「回復しつつある」山口県内経済情勢 財務省山口財務事務所の1月判断

 財務省山口財務事務所(TEL083-922-2190)は、2020年1月の「山口県内経済情勢」をこのほど発表。「県内経済は、生産の一部に弱さが見られるものの、回復しつつある」と総括判断した。

 その要点は「『個人消費』は緩やかに持ち直している。『生産活動』は回復に向けたテンポが緩やかになっている。『雇用情勢』は着実に改善し、人手不足感が引き続き強い状況にある」ため。さらに、「設備投資」は前年度を上回り、「企業収益」は減益の見込みだ。

 主要項目を詳しく見てみると、まず「個人消費」は、「百貨店・スーパー」で飲食料品が、「乗用車」で小型車がともに低調だった。その一方で「家電大型専門店」のパソコン売り上げが伸び、「ドラッグストア」の飲食料品、「コンビニ」のデザート、「ホームセンター」のエクステリアなどが堅調で、全体としては前年を上回っている。

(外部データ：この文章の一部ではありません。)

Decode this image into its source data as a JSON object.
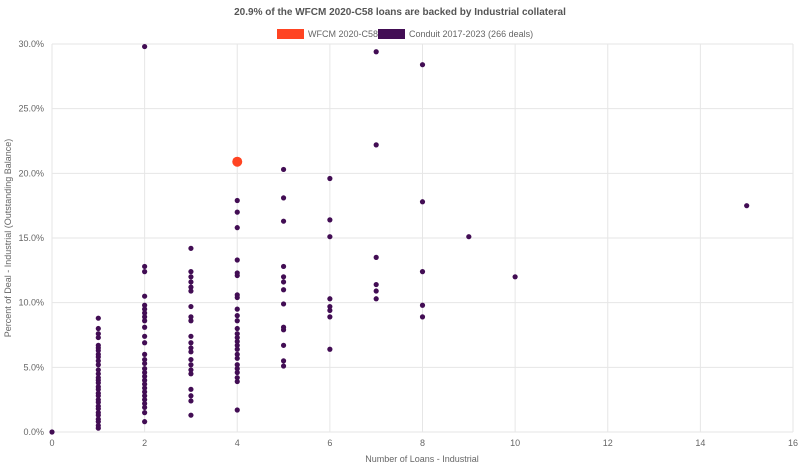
{
  "chart_data": {
    "type": "scatter",
    "title": "20.9% of the WFCM 2020-C58 loans are backed by Industrial collateral",
    "xlabel": "Number of Loans - Industrial",
    "ylabel": "Percent of Deal - Industrial (Outstanding Balance)",
    "xlim": [
      0,
      16
    ],
    "ylim": [
      0,
      30
    ],
    "xticks": [
      0,
      2,
      4,
      6,
      8,
      10,
      12,
      14,
      16
    ],
    "yticks": [
      "0.0%",
      "5.0%",
      "10.0%",
      "15.0%",
      "20.0%",
      "25.0%",
      "30.0%"
    ],
    "grid": true,
    "legend_position": "top-center",
    "series": [
      {
        "name": "WFCM 2020-C58",
        "color": "#ff4422",
        "points": [
          [
            4,
            20.9
          ]
        ]
      },
      {
        "name": "Conduit 2017-2023 (266 deals)",
        "color": "#420d54",
        "points": [
          [
            0,
            0
          ],
          [
            1,
            8.8
          ],
          [
            1,
            8.0
          ],
          [
            1,
            7.6
          ],
          [
            1,
            7.3
          ],
          [
            1,
            6.7
          ],
          [
            1,
            6.5
          ],
          [
            1,
            6.3
          ],
          [
            1,
            6.0
          ],
          [
            1,
            5.8
          ],
          [
            1,
            5.5
          ],
          [
            1,
            5.2
          ],
          [
            1,
            4.8
          ],
          [
            1,
            4.5
          ],
          [
            1,
            4.2
          ],
          [
            1,
            4.0
          ],
          [
            1,
            3.8
          ],
          [
            1,
            3.5
          ],
          [
            1,
            3.3
          ],
          [
            1,
            3.0
          ],
          [
            1,
            2.8
          ],
          [
            1,
            2.5
          ],
          [
            1,
            2.3
          ],
          [
            1,
            2.0
          ],
          [
            1,
            1.8
          ],
          [
            1,
            1.5
          ],
          [
            1,
            1.3
          ],
          [
            1,
            1.0
          ],
          [
            1,
            0.8
          ],
          [
            1,
            0.5
          ],
          [
            1,
            0.3
          ],
          [
            2,
            29.8
          ],
          [
            2,
            12.8
          ],
          [
            2,
            12.4
          ],
          [
            2,
            10.5
          ],
          [
            2,
            9.8
          ],
          [
            2,
            9.5
          ],
          [
            2,
            9.2
          ],
          [
            2,
            8.9
          ],
          [
            2,
            8.6
          ],
          [
            2,
            8.1
          ],
          [
            2,
            7.4
          ],
          [
            2,
            6.9
          ],
          [
            2,
            6.0
          ],
          [
            2,
            5.6
          ],
          [
            2,
            5.3
          ],
          [
            2,
            4.9
          ],
          [
            2,
            4.6
          ],
          [
            2,
            4.3
          ],
          [
            2,
            4.0
          ],
          [
            2,
            3.7
          ],
          [
            2,
            3.4
          ],
          [
            2,
            3.1
          ],
          [
            2,
            2.8
          ],
          [
            2,
            2.5
          ],
          [
            2,
            2.2
          ],
          [
            2,
            1.9
          ],
          [
            2,
            1.5
          ],
          [
            2,
            0.8
          ],
          [
            3,
            14.2
          ],
          [
            3,
            12.4
          ],
          [
            3,
            12.0
          ],
          [
            3,
            11.6
          ],
          [
            3,
            11.2
          ],
          [
            3,
            10.9
          ],
          [
            3,
            9.7
          ],
          [
            3,
            8.9
          ],
          [
            3,
            8.6
          ],
          [
            3,
            7.4
          ],
          [
            3,
            6.9
          ],
          [
            3,
            6.5
          ],
          [
            3,
            6.2
          ],
          [
            3,
            5.6
          ],
          [
            3,
            5.2
          ],
          [
            3,
            4.8
          ],
          [
            3,
            4.5
          ],
          [
            3,
            3.3
          ],
          [
            3,
            2.8
          ],
          [
            3,
            2.4
          ],
          [
            3,
            1.3
          ],
          [
            4,
            17.9
          ],
          [
            4,
            17.0
          ],
          [
            4,
            15.8
          ],
          [
            4,
            13.3
          ],
          [
            4,
            12.3
          ],
          [
            4,
            12.1
          ],
          [
            4,
            10.6
          ],
          [
            4,
            10.4
          ],
          [
            4,
            9.5
          ],
          [
            4,
            9.0
          ],
          [
            4,
            8.6
          ],
          [
            4,
            8.0
          ],
          [
            4,
            7.6
          ],
          [
            4,
            7.3
          ],
          [
            4,
            7.0
          ],
          [
            4,
            6.7
          ],
          [
            4,
            6.4
          ],
          [
            4,
            6.0
          ],
          [
            4,
            5.7
          ],
          [
            4,
            5.2
          ],
          [
            4,
            4.9
          ],
          [
            4,
            4.6
          ],
          [
            4,
            4.2
          ],
          [
            4,
            3.9
          ],
          [
            4,
            1.7
          ],
          [
            5,
            20.3
          ],
          [
            5,
            18.1
          ],
          [
            5,
            16.3
          ],
          [
            5,
            12.8
          ],
          [
            5,
            12.0
          ],
          [
            5,
            11.6
          ],
          [
            5,
            11.0
          ],
          [
            5,
            9.9
          ],
          [
            5,
            8.1
          ],
          [
            5,
            7.9
          ],
          [
            5,
            6.7
          ],
          [
            5,
            5.5
          ],
          [
            5,
            5.1
          ],
          [
            6,
            19.6
          ],
          [
            6,
            16.4
          ],
          [
            6,
            15.1
          ],
          [
            6,
            10.3
          ],
          [
            6,
            9.7
          ],
          [
            6,
            9.4
          ],
          [
            6,
            8.9
          ],
          [
            6,
            6.4
          ],
          [
            7,
            29.4
          ],
          [
            7,
            22.2
          ],
          [
            7,
            13.5
          ],
          [
            7,
            11.4
          ],
          [
            7,
            10.9
          ],
          [
            7,
            10.3
          ],
          [
            8,
            28.4
          ],
          [
            8,
            17.8
          ],
          [
            8,
            12.4
          ],
          [
            8,
            9.8
          ],
          [
            8,
            8.9
          ],
          [
            9,
            15.1
          ],
          [
            10,
            12.0
          ],
          [
            15,
            17.5
          ]
        ]
      }
    ]
  }
}
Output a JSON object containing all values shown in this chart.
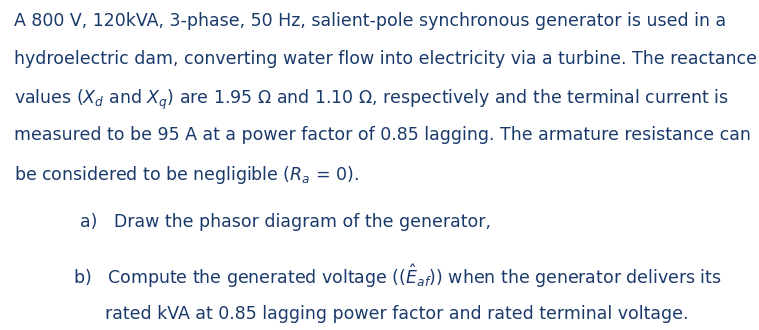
{
  "background_color": "#ffffff",
  "text_color": "#1a3a6b",
  "fig_width": 7.59,
  "fig_height": 3.3,
  "dpi": 100,
  "font_size": 12.5,
  "font_family": "Times New Roman",
  "line1": "A 800 V, 120kVA, 3-phase, 50 Hz, salient-pole synchronous generator is used in a",
  "line2": "hydroelectric dam, converting water flow into electricity via a turbine. The reactance",
  "line3a": "values (",
  "line3b": " and ",
  "line3c": ") are 1.95 ",
  "line3d": " and 1.10 ",
  "line3e": ", respectively and the terminal current is",
  "line4": "measured to be 95 A at a power factor of 0.85 lagging. The armature resistance can",
  "line5a": "be considered to be negligible (",
  "line5b": " = 0).",
  "item_a": "a)   Draw the phasor diagram of the generator,",
  "item_b": "b)   Compute the generated voltage (",
  "item_b2": ") when the generator delivers its",
  "item_b3": "rated kVA at 0.85 lagging power factor and rated terminal voltage."
}
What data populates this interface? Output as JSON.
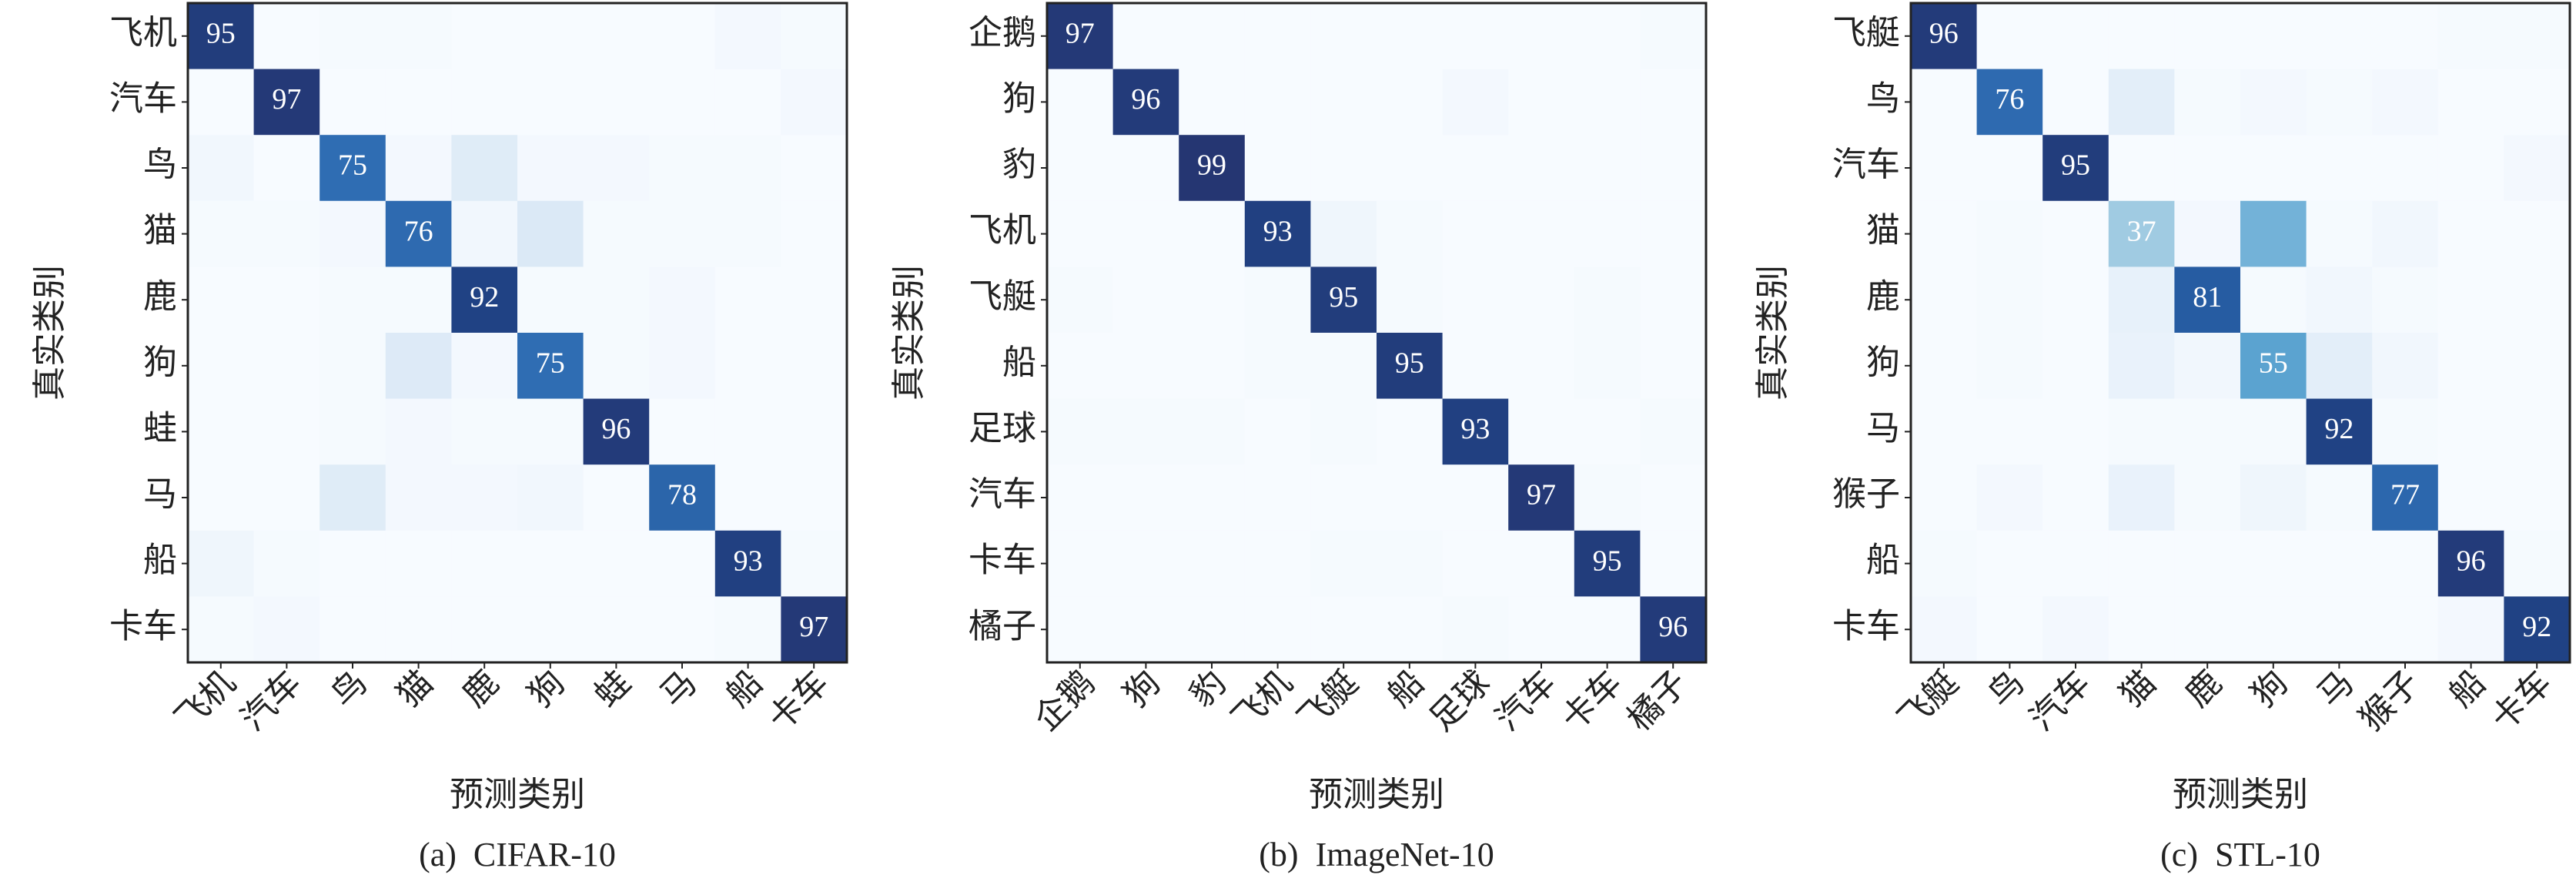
{
  "chart_data": [
    {
      "type": "heatmap",
      "title": "(a)  CIFAR-10",
      "x_label": "预测类别",
      "y_label": "真实类别",
      "categories": [
        "飞机",
        "汽车",
        "鸟",
        "猫",
        "鹿",
        "狗",
        "蛙",
        "马",
        "船",
        "卡车"
      ],
      "values": [
        [
          95,
          0,
          1,
          1,
          0,
          0,
          0,
          0,
          2,
          1
        ],
        [
          0,
          97,
          0,
          0,
          0,
          0,
          0,
          0,
          0,
          2
        ],
        [
          3,
          0,
          75,
          2,
          12,
          2,
          2,
          1,
          1,
          0
        ],
        [
          1,
          1,
          2,
          76,
          3,
          14,
          1,
          1,
          1,
          0
        ],
        [
          0,
          0,
          1,
          1,
          92,
          1,
          1,
          2,
          0,
          0
        ],
        [
          0,
          0,
          1,
          13,
          2,
          75,
          1,
          2,
          0,
          0
        ],
        [
          0,
          0,
          1,
          2,
          1,
          1,
          96,
          0,
          0,
          0
        ],
        [
          0,
          0,
          12,
          2,
          2,
          3,
          0,
          78,
          0,
          0
        ],
        [
          4,
          1,
          0,
          0,
          0,
          0,
          0,
          0,
          93,
          1
        ],
        [
          1,
          2,
          0,
          0,
          0,
          0,
          0,
          0,
          1,
          97
        ]
      ],
      "clim": [
        0,
        100
      ],
      "colormap": [
        "#f7fbff",
        "#deebf7",
        "#c6dbef",
        "#9ecae1",
        "#6baed6",
        "#4292c6",
        "#2f6db3",
        "#1d4a8f",
        "#263470"
      ],
      "annotate": "diagonal",
      "annotation_color": "#ffffff"
    },
    {
      "type": "heatmap",
      "title": "(b)  ImageNet-10",
      "x_label": "预测类别",
      "y_label": "真实类别",
      "categories": [
        "企鹅",
        "狗",
        "豹",
        "飞机",
        "飞艇",
        "船",
        "足球",
        "汽车",
        "卡车",
        "橘子"
      ],
      "values": [
        [
          97,
          0,
          0,
          0,
          0,
          0,
          0,
          0,
          0,
          1
        ],
        [
          0,
          96,
          0,
          0,
          0,
          0,
          2,
          0,
          0,
          0
        ],
        [
          0,
          0,
          99,
          0,
          0,
          0,
          0,
          0,
          0,
          0
        ],
        [
          0,
          0,
          0,
          93,
          4,
          1,
          0,
          0,
          0,
          0
        ],
        [
          1,
          0,
          0,
          1,
          95,
          1,
          0,
          0,
          1,
          0
        ],
        [
          0,
          0,
          0,
          1,
          1,
          95,
          0,
          0,
          1,
          0
        ],
        [
          1,
          1,
          1,
          0,
          1,
          0,
          93,
          0,
          0,
          1
        ],
        [
          0,
          0,
          0,
          0,
          0,
          0,
          0,
          97,
          1,
          0
        ],
        [
          0,
          0,
          0,
          0,
          1,
          1,
          0,
          0,
          95,
          0
        ],
        [
          0,
          0,
          0,
          0,
          0,
          0,
          1,
          0,
          0,
          96
        ]
      ],
      "clim": [
        0,
        100
      ],
      "colormap": [
        "#f7fbff",
        "#deebf7",
        "#c6dbef",
        "#9ecae1",
        "#6baed6",
        "#4292c6",
        "#2f6db3",
        "#1d4a8f",
        "#263470"
      ],
      "annotate": "diagonal",
      "annotation_color": "#ffffff"
    },
    {
      "type": "heatmap",
      "title": "(c)  STL-10",
      "x_label": "预测类别",
      "y_label": "真实类别",
      "categories": [
        "飞艇",
        "鸟",
        "汽车",
        "猫",
        "鹿",
        "狗",
        "马",
        "猴子",
        "船",
        "卡车"
      ],
      "values": [
        [
          96,
          0,
          0,
          0,
          0,
          0,
          0,
          0,
          1,
          1
        ],
        [
          0,
          76,
          0,
          10,
          1,
          2,
          1,
          2,
          0,
          0
        ],
        [
          0,
          0,
          95,
          0,
          0,
          0,
          0,
          0,
          0,
          2
        ],
        [
          0,
          1,
          0,
          37,
          2,
          48,
          1,
          3,
          0,
          0
        ],
        [
          0,
          1,
          0,
          8,
          81,
          1,
          3,
          1,
          0,
          0
        ],
        [
          0,
          1,
          0,
          7,
          3,
          55,
          10,
          3,
          0,
          0
        ],
        [
          0,
          0,
          0,
          1,
          1,
          1,
          92,
          1,
          0,
          0
        ],
        [
          0,
          2,
          0,
          7,
          1,
          4,
          1,
          77,
          0,
          0
        ],
        [
          1,
          0,
          0,
          0,
          0,
          0,
          0,
          0,
          96,
          1
        ],
        [
          2,
          0,
          2,
          0,
          0,
          0,
          0,
          0,
          2,
          92
        ]
      ],
      "clim": [
        0,
        100
      ],
      "colormap": [
        "#f7fbff",
        "#deebf7",
        "#c6dbef",
        "#9ecae1",
        "#6baed6",
        "#4292c6",
        "#2f6db3",
        "#1d4a8f",
        "#263470"
      ],
      "annotate": "diagonal",
      "annotation_color": "#ffffff"
    }
  ]
}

 次に「生産活動」は、「化学」は引き続き高めの操業。「窯業・土石」は都市部における再開発向け需要は堅調だが、五輪関連施設の一巡や定期修理の影響で減少している。「鉄鋼」は、海外需要は弱めだが国内需要は回復傾向のため横ばい。「輸送機械」は、海外向け自動車の一部に弱さがあり減少している。

 また「設備投資」は、製造業では「化学」「業務用機械」など、非製造業では「小売」「金融・保険」などで増加し、前年度を上回る見込みだ。

 調査対象企業からは「気温の高い日が多かったため、白菜や薄切り肉など鍋用食材の売り上げが低調だった」(スーパー)、「前回の消費税引き上げ時(2014年4月)ほどではないものの、9月に駆け込みがあった反動等により、化粧品や婦人服などが低調となっている」(百貨店)、「OSのサポート終了に伴う買い換え需要により、消費税率引き上げ後もパソコンがよく売れており、人気商品は品薄の状況」(家電大型専門店)、「10月は化粧品や日用品で駆け込みの反動が見られたものの、11月以降は売り上げが回復してきている」(ドラッグストア)、「新築の住宅が増加していることに伴い、カーポートや物置などがよく売れている」(ホームセンター)、「米中貿易摩擦などの影響により、プラント、産業機械向けなどの需要が低調となっている」(鉄鋼)、「有資格者が慢性的に不足しているため、外国人の雇用を検討している」(建設)、「社員確保が難しいため、セルフレジの導入により、業務の省人化を図っている」(小売り)などの声が聞かれた。

 「先行き」については「雇用環境の改善が続くなかで、各種政策効果に支えられ、回復していくことが期待される。ただし、人手不足による企業活動への影響や通商問題の動向を含む海外経済等の不確実性に加え、消費税率引き上げ後の消費者マインドの動向などを注視する必要がある」と見ている。